I like hardware design so I have gravitated toward FPGAs where I can build all the CPUs I can dream up.  There is a great project on the Internet known as LC3 (and now LC3b with byte wide operations) and this project comes with an assembler and C compiler as well as the start of an operating system.  It wouldn't be a stretch to add a Compact Flash disk drive (I like CF a lot more than SD) and write an OS like CP/M.  Some kind of non-realtime single user system.

For any of these digital projects, a logic analyzer is pretty useful.  OTOH it might not be a useful for FPGAs because there may not be enough pins brought out to accomodate the signals of interest.  There is a tendency lately to bring out some minimal number of pins onto mostly useless headers like PMOD.  Those boards with Arduino headers may be more useful.

No worries, the modern Xilinx chips (Artix 7 and up) work with the newer Vivado toolchain and it includes an Internal Logic Analyzer (ILA) that give the PC access to internal signals.  Lots of them!

I tend to want development boards with lots of switches,  7 segment displays, LEDs, buttons, etc.  I use these along with single stepping to do most of my debugging.  The Digilent Nexys A7 is my favorite at the moment:

https://store.digilentinc.com/nexys-a7-fpga-trainer-board-recommended-for-ece-curriculum/

The Arty boards are somewhat useful but they don't have any of the switches, knobs or dials.

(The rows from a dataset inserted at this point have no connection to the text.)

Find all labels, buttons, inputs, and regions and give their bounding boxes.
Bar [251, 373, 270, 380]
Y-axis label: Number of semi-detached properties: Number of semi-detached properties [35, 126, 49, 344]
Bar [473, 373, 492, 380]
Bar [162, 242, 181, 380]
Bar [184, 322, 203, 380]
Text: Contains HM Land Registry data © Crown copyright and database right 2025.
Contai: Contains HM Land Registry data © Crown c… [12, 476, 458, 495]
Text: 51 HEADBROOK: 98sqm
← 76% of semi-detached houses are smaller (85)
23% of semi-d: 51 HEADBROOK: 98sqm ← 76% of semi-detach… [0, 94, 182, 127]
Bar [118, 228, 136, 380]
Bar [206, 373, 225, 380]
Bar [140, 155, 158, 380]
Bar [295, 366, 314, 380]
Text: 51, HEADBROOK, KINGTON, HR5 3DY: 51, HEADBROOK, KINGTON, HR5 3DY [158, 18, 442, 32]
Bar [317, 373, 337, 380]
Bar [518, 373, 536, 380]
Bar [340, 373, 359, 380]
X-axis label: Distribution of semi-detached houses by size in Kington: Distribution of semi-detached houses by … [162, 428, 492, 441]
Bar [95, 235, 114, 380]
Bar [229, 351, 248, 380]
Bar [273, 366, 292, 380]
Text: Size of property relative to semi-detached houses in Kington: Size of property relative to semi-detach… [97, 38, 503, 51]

Logic analyzers are cheap and a good scope will be pretty useful.  The DS1054Z is pretty sweet but the Siglent SDS1104X-E is a strong contender.  In my view, 4 channels is required.

Writing HDL for an FPGA seems a lot like writing code and this traps a lot of CS types.  Everything in an FPGA happens concurrently - everything!  The HDL may read from top to bottom but that's not the way it executes.